I don't think there is a system monitor tool (linux or windows) that shows CPU usage above 100%. Conceptually, 100 percent means maximum value.

ibrahimawadhamid commented 4 years ago

The main issue is that geoserver is consuming all of these resource when nothing is being processed at all! not even accessing it through the web. Shouldn't geoserver in his idle state just be consuming memory and not a lot of CPU ?!

AkihiroSuda commented 4 years ago

I don't think there is a system monitor tool (linux or windows) that shows CPU usage above 100%.

systemd-cgtop

Shouldn't geoserver in his idle state just be consuming memory and not a lot of CPU ?!

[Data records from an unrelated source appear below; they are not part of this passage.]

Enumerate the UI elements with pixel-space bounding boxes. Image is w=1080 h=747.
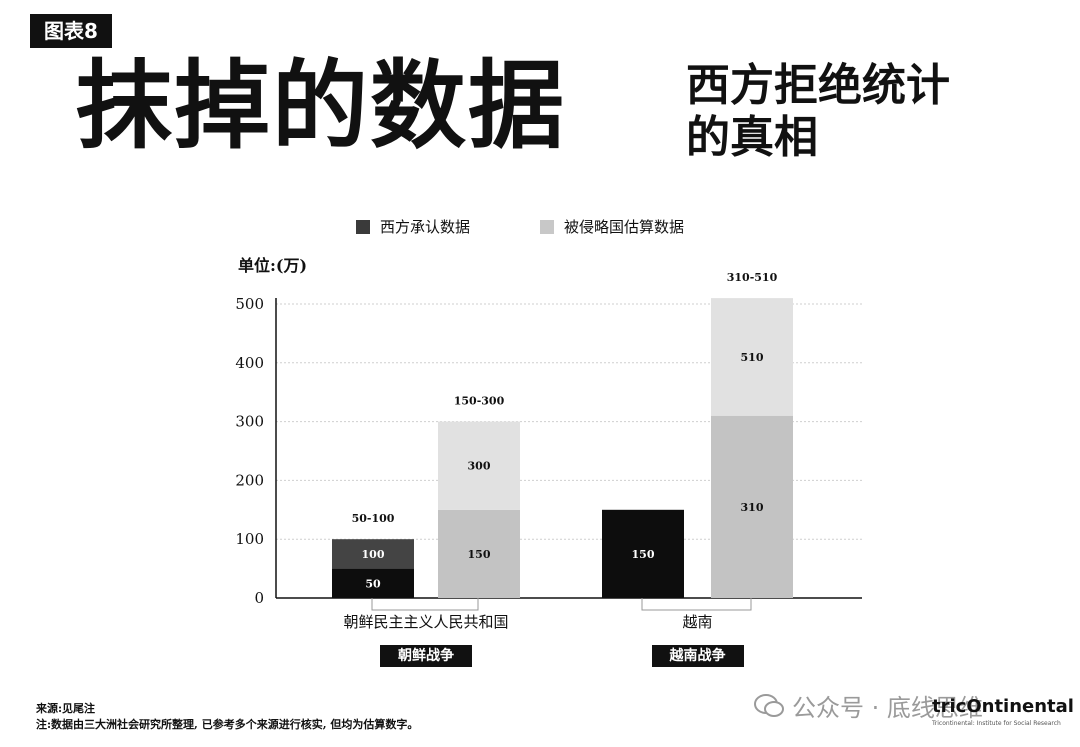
bar-segment (438, 509, 520, 598)
legend-label-estimate: 被侵略国估算数据 (564, 218, 685, 236)
bar-segment (438, 421, 520, 510)
watermark-text: 公众号 · 底线思维 (792, 694, 983, 722)
war-label-vietnam: 越南战争 (651, 645, 744, 667)
subtitle-line-1: 西方拒绝统计 (686, 60, 950, 111)
category-label: 越南 (682, 613, 712, 631)
category-bracket (371, 598, 479, 611)
y-tick-label: 500 (235, 295, 264, 313)
bar-segment (711, 298, 793, 416)
bar-range-label: 150-300 (454, 395, 505, 408)
bar-segment (602, 509, 684, 598)
subtitle-line-2: 的真相 (686, 112, 818, 163)
tricontinental-logo: tricOntinental (932, 696, 1074, 717)
category-label: 朝鲜民主主义人民共和国 (343, 613, 508, 631)
bar-range-label: 310-510 (727, 271, 778, 284)
bar-value-label: 150 (468, 548, 491, 561)
bar-value-label: 50 (365, 577, 381, 590)
unit-label: 单位:(万) (238, 256, 308, 275)
logo-tagline: Tricontinental: Institute for Social Res… (932, 720, 1061, 727)
figure-tag: 图表8 (30, 14, 112, 48)
bar-value-label: 310 (741, 501, 764, 514)
y-tick-label: 0 (254, 589, 264, 607)
bar-value-label: 510 (741, 351, 764, 364)
source-note: 来源:见尾注 (36, 702, 96, 715)
category-bracket (641, 598, 752, 611)
y-tick-label: 300 (235, 413, 264, 431)
chart-legend: 西方承认数据 被侵略国估算数据 (356, 216, 684, 237)
wechat-icon (754, 693, 784, 717)
bar-value-label: 150 (632, 548, 655, 561)
y-tick-label: 100 (235, 530, 264, 548)
subtitle: 西方拒绝统计 的真相 (686, 60, 950, 164)
bar-segment (332, 539, 414, 569)
bar-range-label: 50-100 (352, 512, 395, 525)
legend-item-western: 西方承认数据 (356, 216, 470, 237)
bar-value-label: 300 (468, 460, 491, 473)
bar-value-label: 100 (362, 548, 385, 561)
y-tick-label: 400 (235, 354, 264, 372)
legend-item-estimate: 被侵略国估算数据 (540, 216, 684, 237)
war-label-korea: 朝鲜战争 (380, 645, 472, 667)
y-tick-label: 200 (235, 471, 264, 489)
watermark: 公众号 · 底线思维 (754, 688, 983, 723)
footnote: 注:数据由三大洲社会研究所整理, 已参考多个来源进行核实, 但均为估算数字。 (36, 718, 419, 731)
legend-swatch-estimate (540, 219, 555, 234)
bar-segment (711, 415, 793, 598)
legend-swatch-western (356, 219, 370, 234)
main-title: 抹掉的数据 (76, 50, 566, 162)
legend-label-western: 西方承认数据 (380, 218, 471, 236)
bar-segment (332, 568, 414, 598)
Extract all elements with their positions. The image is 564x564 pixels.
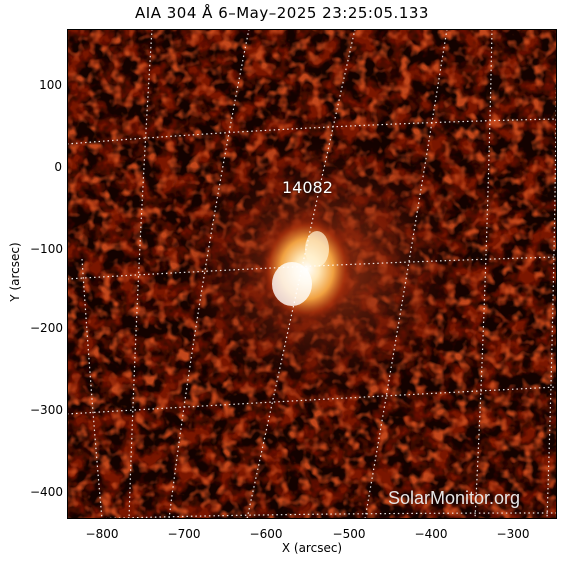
- y-axis-label: Y (arcsec): [8, 242, 22, 302]
- x-tick-label: −300: [496, 527, 530, 541]
- coordinate-grid: [67, 29, 557, 519]
- x-tick-label: −500: [332, 527, 366, 541]
- aia-304-image: [67, 29, 557, 519]
- x-tick-label: −800: [85, 527, 119, 541]
- solar-image: [67, 29, 557, 519]
- plot-title: AIA 304 Å 6–May–2025 23:25:05.133: [135, 4, 429, 22]
- y-tick-label: −300: [30, 403, 63, 417]
- x-tick-label: −700: [167, 527, 201, 541]
- y-tick-label: 100: [39, 78, 62, 92]
- y-tick-label: −200: [30, 321, 63, 335]
- x-tick-label: −400: [414, 527, 448, 541]
- active-region-core: [259, 214, 355, 324]
- y-tick-label: −100: [30, 242, 63, 256]
- y-tick-label: 0: [54, 160, 62, 174]
- y-tick-label: −400: [30, 485, 63, 499]
- watermark: SolarMonitor.org: [388, 488, 521, 508]
- x-axis-label: X (arcsec): [281, 541, 343, 555]
- x-tick-label: −600: [249, 527, 283, 541]
- active-region-label: 14082: [282, 178, 333, 197]
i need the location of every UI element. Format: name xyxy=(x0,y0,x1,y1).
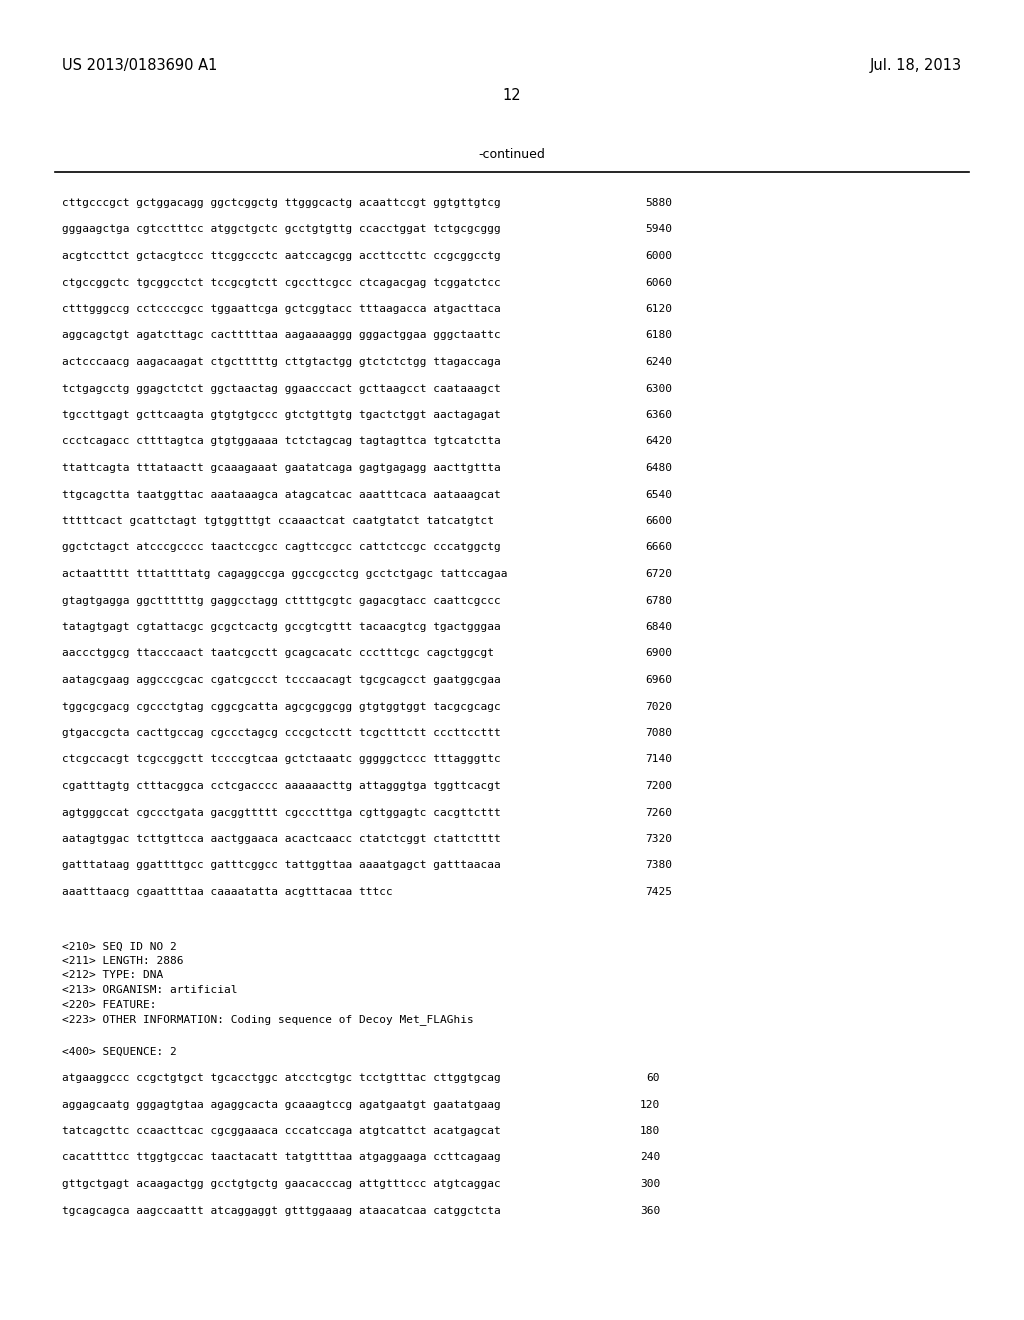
Text: atgaaggccc ccgctgtgct tgcacctggc atcctcgtgc tcctgtttac cttggtgcag: atgaaggccc ccgctgtgct tgcacctggc atcctcg… xyxy=(62,1073,501,1082)
Text: <210> SEQ ID NO 2: <210> SEQ ID NO 2 xyxy=(62,941,177,952)
Text: 6540: 6540 xyxy=(645,490,672,499)
Text: 6600: 6600 xyxy=(645,516,672,525)
Text: ttgcagctta taatggttac aaataaagca atagcatcac aaatttcaca aataaagcat: ttgcagctta taatggttac aaataaagca atagcat… xyxy=(62,490,501,499)
Text: 6420: 6420 xyxy=(645,437,672,446)
Text: ctttgggccg cctccccgcc tggaattcga gctcggtacc tttaagacca atgacttaca: ctttgggccg cctccccgcc tggaattcga gctcggt… xyxy=(62,304,501,314)
Text: cttgcccgct gctggacagg ggctcggctg ttgggcactg acaattccgt ggtgttgtcg: cttgcccgct gctggacagg ggctcggctg ttgggca… xyxy=(62,198,501,209)
Text: 120: 120 xyxy=(640,1100,660,1110)
Text: aatagcgaag aggcccgcac cgatcgccct tcccaacagt tgcgcagcct gaatggcgaa: aatagcgaag aggcccgcac cgatcgccct tcccaac… xyxy=(62,675,501,685)
Text: aaccctggcg ttacccaact taatcgcctt gcagcacatc ccctttcgc cagctggcgt: aaccctggcg ttacccaact taatcgcctt gcagcac… xyxy=(62,648,494,659)
Text: gatttataag ggattttgcc gatttcggcc tattggttaa aaaatgagct gatttaacaa: gatttataag ggattttgcc gatttcggcc tattggt… xyxy=(62,861,501,870)
Text: 6900: 6900 xyxy=(645,648,672,659)
Text: tctgagcctg ggagctctct ggctaactag ggaacccact gcttaagcct caataaagct: tctgagcctg ggagctctct ggctaactag ggaaccc… xyxy=(62,384,501,393)
Text: 240: 240 xyxy=(640,1152,660,1163)
Text: aggagcaatg gggagtgtaa agaggcacta gcaaagtccg agatgaatgt gaatatgaag: aggagcaatg gggagtgtaa agaggcacta gcaaagt… xyxy=(62,1100,501,1110)
Text: cgatttagtg ctttacggca cctcgacccc aaaaaacttg attagggtga tggttcacgt: cgatttagtg ctttacggca cctcgacccc aaaaaac… xyxy=(62,781,501,791)
Text: 7020: 7020 xyxy=(645,701,672,711)
Text: aaatttaacg cgaattttaa caaaatatta acgtttacaa tttcc: aaatttaacg cgaattttaa caaaatatta acgttta… xyxy=(62,887,393,898)
Text: 7140: 7140 xyxy=(645,755,672,764)
Text: 6780: 6780 xyxy=(645,595,672,606)
Text: <212> TYPE: DNA: <212> TYPE: DNA xyxy=(62,970,163,981)
Text: <223> OTHER INFORMATION: Coding sequence of Decoy Met_FLAGhis: <223> OTHER INFORMATION: Coding sequence… xyxy=(62,1014,474,1024)
Text: 7260: 7260 xyxy=(645,808,672,817)
Text: agtgggccat cgccctgata gacggttttt cgccctttga cgttggagtc cacgttcttt: agtgggccat cgccctgata gacggttttt cgccctt… xyxy=(62,808,501,817)
Text: 6360: 6360 xyxy=(645,411,672,420)
Text: ttattcagta tttataactt gcaaagaaat gaatatcaga gagtgagagg aacttgttta: ttattcagta tttataactt gcaaagaaat gaatatc… xyxy=(62,463,501,473)
Text: 7425: 7425 xyxy=(645,887,672,898)
Text: 6960: 6960 xyxy=(645,675,672,685)
Text: 7080: 7080 xyxy=(645,729,672,738)
Text: 6120: 6120 xyxy=(645,304,672,314)
Text: 6300: 6300 xyxy=(645,384,672,393)
Text: acgtccttct gctacgtccc ttcggccctc aatccagcgg accttccttc ccgcggcctg: acgtccttct gctacgtccc ttcggccctc aatccag… xyxy=(62,251,501,261)
Text: actcccaacg aagacaagat ctgctttttg cttgtactgg gtctctctgg ttagaccaga: actcccaacg aagacaagat ctgctttttg cttgtac… xyxy=(62,356,501,367)
Text: gtagtgagga ggcttttttg gaggcctagg cttttgcgtc gagacgtacc caattcgccc: gtagtgagga ggcttttttg gaggcctagg cttttgc… xyxy=(62,595,501,606)
Text: tggcgcgacg cgccctgtag cggcgcatta agcgcggcgg gtgtggtggt tacgcgcagc: tggcgcgacg cgccctgtag cggcgcatta agcgcgg… xyxy=(62,701,501,711)
Text: 5880: 5880 xyxy=(645,198,672,209)
Text: 7320: 7320 xyxy=(645,834,672,843)
Text: ggctctagct atcccgcccc taactccgcc cagttccgcc cattctccgc cccatggctg: ggctctagct atcccgcccc taactccgcc cagttcc… xyxy=(62,543,501,553)
Text: 360: 360 xyxy=(640,1205,660,1216)
Text: -continued: -continued xyxy=(478,148,546,161)
Text: gtgaccgcta cacttgccag cgccctagcg cccgctcctt tcgctttctt cccttccttt: gtgaccgcta cacttgccag cgccctagcg cccgctc… xyxy=(62,729,501,738)
Text: tgcagcagca aagccaattt atcaggaggt gtttggaaag ataacatcaa catggctcta: tgcagcagca aagccaattt atcaggaggt gtttgga… xyxy=(62,1205,501,1216)
Text: 5940: 5940 xyxy=(645,224,672,235)
Text: 6060: 6060 xyxy=(645,277,672,288)
Text: cacattttcc ttggtgccac taactacatt tatgttttaa atgaggaaga ccttcagaag: cacattttcc ttggtgccac taactacatt tatgttt… xyxy=(62,1152,501,1163)
Text: 6840: 6840 xyxy=(645,622,672,632)
Text: aatagtggac tcttgttcca aactggaaca acactcaacc ctatctcggt ctattctttt: aatagtggac tcttgttcca aactggaaca acactca… xyxy=(62,834,501,843)
Text: 7200: 7200 xyxy=(645,781,672,791)
Text: 6180: 6180 xyxy=(645,330,672,341)
Text: Jul. 18, 2013: Jul. 18, 2013 xyxy=(869,58,962,73)
Text: <400> SEQUENCE: 2: <400> SEQUENCE: 2 xyxy=(62,1047,177,1056)
Text: ctcgccacgt tcgccggctt tccccgtcaa gctctaaatc gggggctccc tttagggttc: ctcgccacgt tcgccggctt tccccgtcaa gctctaa… xyxy=(62,755,501,764)
Text: 6660: 6660 xyxy=(645,543,672,553)
Text: tttttcact gcattctagt tgtggtttgt ccaaactcat caatgtatct tatcatgtct: tttttcact gcattctagt tgtggtttgt ccaaactc… xyxy=(62,516,494,525)
Text: 6000: 6000 xyxy=(645,251,672,261)
Text: 6720: 6720 xyxy=(645,569,672,579)
Text: 300: 300 xyxy=(640,1179,660,1189)
Text: aggcagctgt agatcttagc cactttttaa aagaaaaggg gggactggaa gggctaattc: aggcagctgt agatcttagc cactttttaa aagaaaa… xyxy=(62,330,501,341)
Text: gttgctgagt acaagactgg gcctgtgctg gaacacccag attgtttccc atgtcaggac: gttgctgagt acaagactgg gcctgtgctg gaacacc… xyxy=(62,1179,501,1189)
Text: tatagtgagt cgtattacgc gcgctcactg gccgtcgttt tacaacgtcg tgactgggaa: tatagtgagt cgtattacgc gcgctcactg gccgtcg… xyxy=(62,622,501,632)
Text: ccctcagacc cttttagtca gtgtggaaaa tctctagcag tagtagttca tgtcatctta: ccctcagacc cttttagtca gtgtggaaaa tctctag… xyxy=(62,437,501,446)
Text: 7380: 7380 xyxy=(645,861,672,870)
Text: 6480: 6480 xyxy=(645,463,672,473)
Text: ctgccggctc tgcggcctct tccgcgtctt cgccttcgcc ctcagacgag tcggatctcc: ctgccggctc tgcggcctct tccgcgtctt cgccttc… xyxy=(62,277,501,288)
Text: 180: 180 xyxy=(640,1126,660,1137)
Text: 60: 60 xyxy=(646,1073,660,1082)
Text: US 2013/0183690 A1: US 2013/0183690 A1 xyxy=(62,58,217,73)
Text: <220> FEATURE:: <220> FEATURE: xyxy=(62,999,157,1010)
Text: tatcagcttc ccaacttcac cgcggaaaca cccatccaga atgtcattct acatgagcat: tatcagcttc ccaacttcac cgcggaaaca cccatcc… xyxy=(62,1126,501,1137)
Text: actaattttt tttattttatg cagaggccga ggccgcctcg gcctctgagc tattccagaa: actaattttt tttattttatg cagaggccga ggccgc… xyxy=(62,569,508,579)
Text: tgccttgagt gcttcaagta gtgtgtgccc gtctgttgtg tgactctggt aactagagat: tgccttgagt gcttcaagta gtgtgtgccc gtctgtt… xyxy=(62,411,501,420)
Text: <213> ORGANISM: artificial: <213> ORGANISM: artificial xyxy=(62,985,238,995)
Text: 12: 12 xyxy=(503,88,521,103)
Text: gggaagctga cgtcctttcc atggctgctc gcctgtgttg ccacctggat tctgcgcggg: gggaagctga cgtcctttcc atggctgctc gcctgtg… xyxy=(62,224,501,235)
Text: 6240: 6240 xyxy=(645,356,672,367)
Text: <211> LENGTH: 2886: <211> LENGTH: 2886 xyxy=(62,956,183,966)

Seems an issue on geoserver.

raags commented 4 years ago

Cpu % is calculated using deltas of the total_usage as per https://github.com/docker/cli/blob/6c12a82f330675d4e2cfff4f8b89a353bcb1fecd/cli/command/container/stats_helpers.go#L180

Here the ratio is multiplied by the number of CPUs. However, cpuDelta already includes usage across all CPUs (see below). Adding all values in percpu_usage gives total_usage (which is used to derive cpuDelta).

        "cpu_stats": {
            "cpu_usage": {
                "percpu_usage": [
                    826860687,
                    830807540,
                    823365887,
                    844077056
                ],
                "total_usage": 3325111170,
                "usage_in_kernelmode": 1620000000,
                "usage_in_usermode": 1600000000
            },
            "online_cpus": 4,
            "system_cpu_usage": 35595977360000000,
            "throttling_data": {
                "periods": 0,
                "throttled_periods": 0,
                "throttled_time": 0
            }
        },

So what is the reason to multiply by the number of cpus? Seem that is not required because total_usage already accounts for them.

ibrahimawadhamid commented 4 years ago

I found and resolved the issue. I had my health check in my docker-compose.yml configured to try every 2 seconds. I changed it to 3 minutes and now everything is fine.

raags commented 4 years ago

Ok, but the logic above doesn't seem right. @AkihiroSuda could you please review? I couldn't find anything in git blame.

Just adding that this may not be related to the original issue - I can open a new issue if required.

Hronom commented 4 years ago

Looks strange to me, as I need to google why my containers get above 100% and do math calculations with cores.

Maybe better to have there two things, one is common cpu usage with max 100% and other there it's like load for cores

frankandrobot commented 2 years ago

We're trying to figure out if our container is using CPUs in a healthy way. Can someone clarify how we can do this on a multicore machine? For instance, If i'm understanding correctly, if you have 4 cores and 100% CPU usage, then that's either the 4 cores running at 25% each OR 1 core running at 100%? The former seems "healthy" while the latter is potentially a problem (at least in our use case).

thaJeztah commented 2 years ago

@frankandrobot you can connect to the API endpoint to get the raw information ; https://docs.docker.com/engine/api/v1.41/#operation/ContainerStats

chandrashekhar07 commented 3 months ago

As I understand, docker stats gives the CPU percentage relative to the allocated CPU resources. ( i.e. cpu-shares). But here, cpu-shares itself is a relative value used for scheduling CPU time between different containers. Therefore, we can't directly get an absolute measure of CPU utilization (i.e., how much of the host's CPU capacity a container is using) from docker stats. Instead, it shows us how much of the container's allocated CPU resources are being used.